Sadly a lot of Pagan community is still much like the Protestant preacher model. Communities form around a charismatic leader, teacher, or healer. That is how I got here. I fully admit it, though I didn’t know enough about it at the time when the process began. I went from a word-of-mouth teacher working in people’s homes to working in bookstores, centers, festivals, and conventions. Then a group of past students wanted to build community and put the teachings into deeper practice. Some Witchcraft traditions, however, are based on a Catholic or Orthodox sense of apostolic succession. The sense of authority is passed down from founders to specific branches, such as High Priestess to coveners, usually closed to the public. To deny these things in relationship to other religions wouldn’t serve us, despite many of us naturally wishing to disassociate from anything to do with a church, but as we enter an Aquarian Age, these similarities can illustrate how we take those strands and look to new models. The Temple of Witchcraft is one such way, focusing upon a school and providing a wide variety of ministries for a Witchcraft priesthood to serve, learn, and experience outside of a coven context. The intention is to provide container, support, and continuity for the training of the magickal priesthood.

Unlike many other congregational religions, we in the Temple are more like the cunning folk of old, being service-based. There are specific costs for classes, events, or specific work beyond pastoral care. Some would critique that one cannot charge for mystical training, and I’ve struggled with that as well, though I was charged for my initial training and appreciate the clarity of the relationship and the clearly marked rights and requirements between both parties. There was a distinct sense of beginning, middle, and end to all agreements, and what options were next. In other models, what you “owe” is not always clearly spelled out. I was speaking to a friend in several initiatory groups who jokes that “you always pay, one way or another.” I think there is some truth to that. Sometimes we get mired in oaths of loyalty we feel obligated to follow, even when we believe our teacher to be wrong. And I think of all the amazing spiritual things that I have also paid for in terms of art, music, literature, and lessons to practice art, music, and writing myself. Were they any less meaningful than my magick? No. They are framed differently, but still deeply magickal and spiritual on my life path.

We offer pastoral care to students in the mystery school, and there is a supportive community body of members, students, initiates, and ministers to aid. You can volunteer and share in experiences, find some work study programs, apply for scholarships, or attend quite a few free events and partake in free resources. If you want specific expertise or private counsel, healing, or divination, you might book a session with a professional who can offer those services to you. Unlike a congregation where weekly tithing is often the order, you only pay for the professional services you receive.

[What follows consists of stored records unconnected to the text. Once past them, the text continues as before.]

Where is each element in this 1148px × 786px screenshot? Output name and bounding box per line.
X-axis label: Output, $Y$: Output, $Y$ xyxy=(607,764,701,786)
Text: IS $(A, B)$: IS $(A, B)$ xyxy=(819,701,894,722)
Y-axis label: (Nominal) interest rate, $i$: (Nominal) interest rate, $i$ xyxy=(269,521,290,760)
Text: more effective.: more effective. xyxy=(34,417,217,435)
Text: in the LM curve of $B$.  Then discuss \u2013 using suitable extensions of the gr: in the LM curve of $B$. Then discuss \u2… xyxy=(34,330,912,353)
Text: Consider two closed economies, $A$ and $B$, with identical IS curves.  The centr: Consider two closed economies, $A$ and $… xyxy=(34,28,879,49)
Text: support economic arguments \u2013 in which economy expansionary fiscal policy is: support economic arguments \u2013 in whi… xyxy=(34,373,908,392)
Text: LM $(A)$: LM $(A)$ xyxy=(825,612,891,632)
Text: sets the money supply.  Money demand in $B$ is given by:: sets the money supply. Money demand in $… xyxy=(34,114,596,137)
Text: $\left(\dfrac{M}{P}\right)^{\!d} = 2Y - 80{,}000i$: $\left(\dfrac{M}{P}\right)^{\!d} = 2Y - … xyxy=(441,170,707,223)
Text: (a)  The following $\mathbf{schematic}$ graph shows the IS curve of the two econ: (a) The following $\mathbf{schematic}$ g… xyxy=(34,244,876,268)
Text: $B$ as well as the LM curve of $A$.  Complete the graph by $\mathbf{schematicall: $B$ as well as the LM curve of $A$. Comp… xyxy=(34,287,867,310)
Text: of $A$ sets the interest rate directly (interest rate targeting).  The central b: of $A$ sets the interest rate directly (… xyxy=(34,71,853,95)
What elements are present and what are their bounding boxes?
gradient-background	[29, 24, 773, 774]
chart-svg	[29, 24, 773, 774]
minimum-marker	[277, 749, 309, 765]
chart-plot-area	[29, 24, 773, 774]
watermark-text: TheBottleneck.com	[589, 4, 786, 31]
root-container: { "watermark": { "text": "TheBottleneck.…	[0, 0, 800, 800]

There are no yearly dues, and one does not lose membership from lack of attendance of events or classes. We have members of the tradition who show up to things sporadically as time allows, going back to the 1990s as their time of initiation. We have many wonderful community members whose initiatory path is elsewhere for a personal focus, but we enjoy our time together for kinship, community events, and magickal projects. And I’m sure we will keep that ethos, even when facing the projects of community center funding, just one of our multi-generational dreams for our community.

While church implies congregation—and perhaps in the eye of the government giving us nonprofit status, we have a congregation—as a Witch, I see us as a mystical order with many different options of participation, where everyone can come together in community, but is also free to come and go as they please in the pursuit of their own mystical attainment. It’s not a coven. It’s not a congregation. It’s a secret society with an open secret and public listings. It’s a magickal order that clearly marks where the entrance and exit is. And I don’t think I would have it any other way.